Thermometry Based on a Superconducting Qubit

TL;DR

This paper demonstrates a method for measuring temperature using a superconducting transmon qubit by analyzing its energy level populations and coherence properties, providing insights into qubit thermalization and potential thermometry applications.

Contribution

It introduces a novel qubit-based thermometry technique that measures effective temperature through population analysis and coherence times, supported by experimental data and numerical modeling.

Findings

Effective qubit temperature closely follows cryostat temperature between 100-250 mK.

Signal-to-noise ratio depends on relaxation time, which decreases at higher temperatures.
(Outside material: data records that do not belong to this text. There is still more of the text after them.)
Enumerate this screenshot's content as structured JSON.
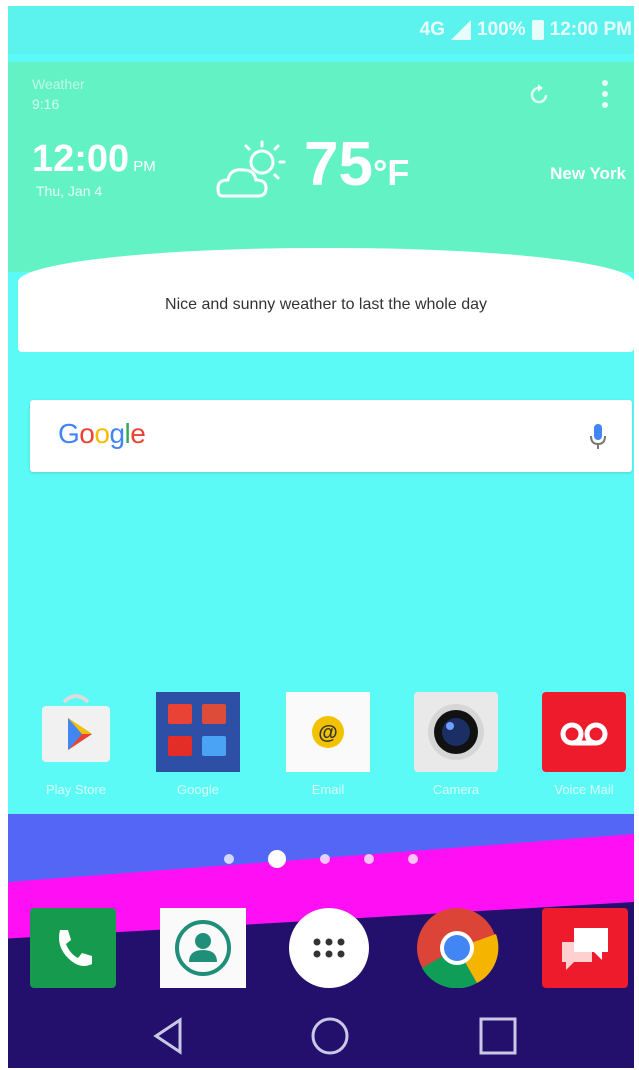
{
  "status_bar": {
    "network": "4G",
    "battery": "100%",
    "time": "12:00 PM"
  },
  "weather_widget": {
    "subtitle_1": "Weather",
    "subtitle_2": "9:16",
    "time": "12:00",
    "ampm": "PM",
    "date": "Thu, Jan 4",
    "temperature": "75",
    "unit": "°F",
    "location": "New York",
    "message": "Nice and sunny weather to last the whole day",
    "icons": [
      "partly-sunny-icon",
      "refresh-icon",
      "more-vert-icon"
    ]
  },
  "search": {
    "logo": "Google",
    "logo_colors": [
      "#4285F4",
      "#EA4335",
      "#FBBC05",
      "#4285F4",
      "#34A853",
      "#EA4335"
    ],
    "mic_icon": "mic-icon"
  },
  "apps": [
    {
      "label": "Play Store",
      "icon": "play-store-icon"
    },
    {
      "label": "Google",
      "icon": "google-folder-icon"
    },
    {
      "label": "Email",
      "icon": "email-icon"
    },
    {
      "label": "Camera",
      "icon": "camera-icon"
    },
    {
      "label": "Voice Mail",
      "icon": "voicemail-icon"
    }
  ],
  "page_indicator": {
    "pages": 5,
    "active_page": 2
  },
  "dock": [
    {
      "label": "Phone",
      "icon": "phone-icon"
    },
    {
      "label": "Contacts",
      "icon": "contacts-icon"
    },
    {
      "label": "Apps",
      "icon": "app-drawer-icon"
    },
    {
      "label": "Chrome",
      "icon": "chrome-icon"
    },
    {
      "label": "Messaging",
      "icon": "messaging-icon"
    }
  ],
  "nav": [
    {
      "name": "back",
      "icon": "back-icon"
    },
    {
      "name": "home",
      "icon": "home-icon"
    },
    {
      "name": "recents",
      "icon": "recents-icon"
    }
  ],
  "colors": {
    "wallpaper": "#5cfaf6",
    "widget": "#63f2c4",
    "band_blue": "#5466f6",
    "band_magenta": "#ff10f4",
    "dock": "#23106c"
  }
}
Qubit thermalization involves multiple heat baths, affecting measurement accuracy.

Abstract

We report temperature measurements using a transmon qubit by detecting the population of its first three energy levels, after applying a sequence of $\pi$-pulses and performing projective dispersive readout. We measure the effective temperature of the qubit and characterize its relaxation and coherence times $\tau_{1,2}$ for three devices in the temperature range of $20-300$ mK. We analyze the process of qubit thermalization to its effective environment consisting of multiple heat baths and support it with experimental data. Signal-to-noise (SNR) ratio of the temperature measurement depends strongly on $\tau_1$, which drops at higher temperatures due to quasiparticle excitations, adversely affecting the measurements and setting an upper bound of the dynamic temperature range of the thermometer. The measurement relies on coherent dynamics of the qubit during the $\pi$-pulses. The effective qubit temperature follows closely that of the cryostat in the range of $100 - 250$ mK. We present a numerical model of the qubit population distribution and compare it favorably with the experimental results. Finally, we compare our technique with previous works on qubit thermometry and discuss its application prospects.